For Microteams, you can mirror this approach by defining the exact persona you want feedback from. Use a testing platform to source five to ten matches daily. Keep changes tiny. Ship the next rev in under 24 hours. Run a lightweight power-user space to test deeper or non-onboarding features.
Map two or three “echo chambers” where your product is genuinely useful. Do founder calls to engage with and educate creators. Treat them like an extension of your team. Aim for hundreds of creators who each reach the right thousand people. Keep budgets in the few-hundred to low-thousands range per partner.
Watch support and activation channels for “pull” signals. When you see willingness to pay, run a quick pricing study. Ship one clear plan first. Track unit economics in real time. Keep it simple until the data proves you need tiers.
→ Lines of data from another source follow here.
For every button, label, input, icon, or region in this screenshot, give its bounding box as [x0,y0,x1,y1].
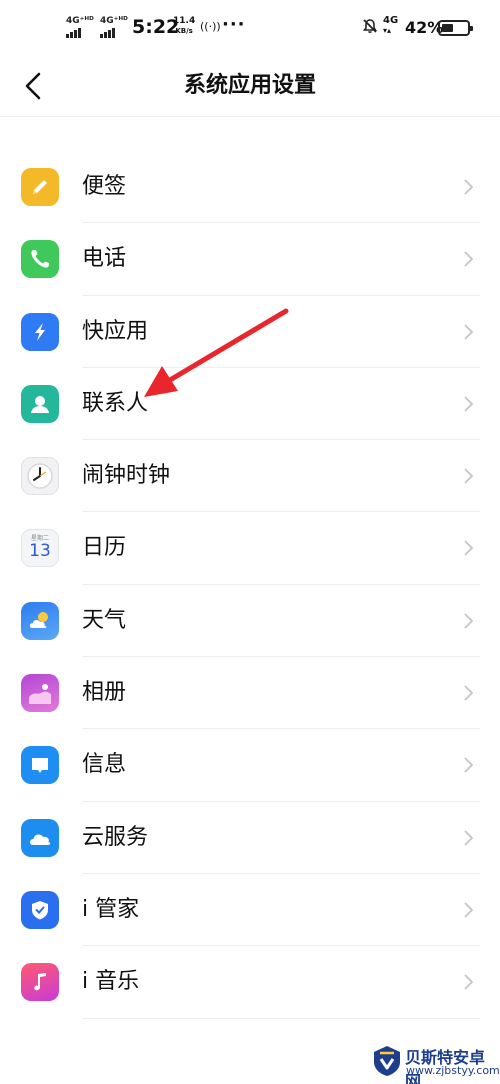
sim1-label: 4G⁺ᴴᴰ [66,16,94,26]
watermark-url: www.zjbstyy.com [406,1064,500,1077]
sim2-label: 4G⁺ᴴᴰ [100,16,128,26]
list-item-messages[interactable]: 信息 [0,729,500,802]
list-item-label: i 音乐 [82,969,140,995]
list-item-label: 便签 [82,174,127,199]
more-notifications-icon: ··· [222,14,246,35]
page-title: 系统应用设置 [183,73,316,98]
app-settings-list: 便签 电话 快应用 联系人 闹钟时钟 星期二 13 日历 天气 相册 信息 云服… [0,151,500,1019]
separator [82,1017,480,1019]
chevron-right-icon [464,613,474,629]
list-item-quick-app[interactable]: 快应用 [0,296,500,368]
chevron-right-icon [464,685,474,701]
shield-icon [21,890,59,929]
list-item-cloud-service[interactable]: 云服务 [0,802,500,874]
list-item-label: 天气 [82,607,127,633]
chevron-right-icon [464,830,474,846]
watermark: 贝斯特安卓网 www.zjbstyy.com [372,1042,500,1084]
list-item-label: 相册 [82,680,127,706]
chevron-right-icon [464,323,474,340]
list-item-note[interactable]: 便签 [0,151,500,224]
chevron-right-icon [464,540,474,557]
calendar-icon: 星期二 13 [21,529,59,568]
calendar-day: 13 [29,541,51,562]
list-item-label: 快应用 [82,318,149,344]
chevron-right-icon [464,251,474,267]
list-item-phone[interactable]: 电话 [0,223,500,296]
list-item-calendar[interactable]: 星期二 13 日历 [0,512,500,585]
chevron-right-icon [464,902,474,918]
list-item-label: 信息 [82,752,127,778]
sim2-signal: 4G⁺ᴴᴰ [100,17,128,38]
header-divider [0,116,500,150]
list-item-label: 闹钟时钟 [82,463,171,489]
quick-app-icon [21,312,59,351]
weather-icon [21,601,59,640]
list-item-gallery[interactable]: 相册 [0,657,500,730]
network-speed: 11.4 KB/s [173,16,195,36]
list-item-i-manager[interactable]: i 管家 [0,874,500,947]
cloud-icon [21,818,59,857]
chevron-right-icon [464,974,474,990]
list-item-label: 日历 [82,535,127,561]
list-item-i-music[interactable]: i 音乐 [0,946,500,1019]
list-item-contacts[interactable]: 联系人 [0,368,500,441]
watermark-logo-icon [374,1046,400,1076]
list-item-clock[interactable]: 闹钟时钟 [0,440,500,513]
app-header: 系统应用设置 [0,56,500,116]
network-type: 4G ▾▴ [383,15,399,36]
list-item-label: 联系人 [82,390,149,416]
gallery-icon [21,674,59,713]
status-bar: 4G⁺ᴴᴰ 4G⁺ᴴᴰ 5:22 11.4 KB/s ((·)) ··· 4G ▾… [0,0,500,56]
chevron-right-icon [464,396,474,412]
note-icon [21,168,59,206]
chevron-right-icon [464,468,474,484]
list-item-label: 电话 [82,246,127,272]
network-label: 4G [383,15,399,26]
phone-icon [21,240,59,279]
list-item-label: i 管家 [82,896,140,922]
mute-bell-icon [362,19,378,33]
chevron-right-icon [464,757,474,774]
list-item-label: 云服务 [82,824,149,850]
chevron-right-icon [464,179,474,195]
speed-unit: KB/s [175,27,193,35]
battery-icon [438,20,473,36]
contacts-icon [21,384,59,423]
speed-value: 11.4 [173,16,196,26]
sim1-signal: 4G⁺ᴴᴰ [66,17,94,38]
list-item-weather[interactable]: 天气 [0,585,500,658]
hotspot-icon: ((·)) [200,20,221,33]
messages-icon [21,746,59,785]
music-icon [21,963,59,1002]
clock-icon [21,457,59,496]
The Mindset That Created a $2B Outcome
Grant tells a story from his childhood about his mom teaching him to dream bigger. To zoom out. To avoid narrow thinking. To not let early circumstances dictate future ambition.
This mindset is the secret weapon.
Most Microteams limit themselves not by capacity but by imagination. They build too small. They think too locally. They underestimate the scale they can reach with the right leverage stack.
Grant didn’t make that mistake.
He used small steps. Tiny cycles. Fast experiments. Compounding momentum. But always pointed at a big outcome.
This is the Microteam mindset. Not small business thinking. Big business energy. Small team execution.
When asked how listeners can help him, Grant said:
“Let me know how I can help. I want to be your biggest cheerleader.”
This is the Microteam ethos. We rise together. We scale together. We build the future with leverage, not labor.
Grant did it. And you can too.
Think big. Stay lean. Scale smarter.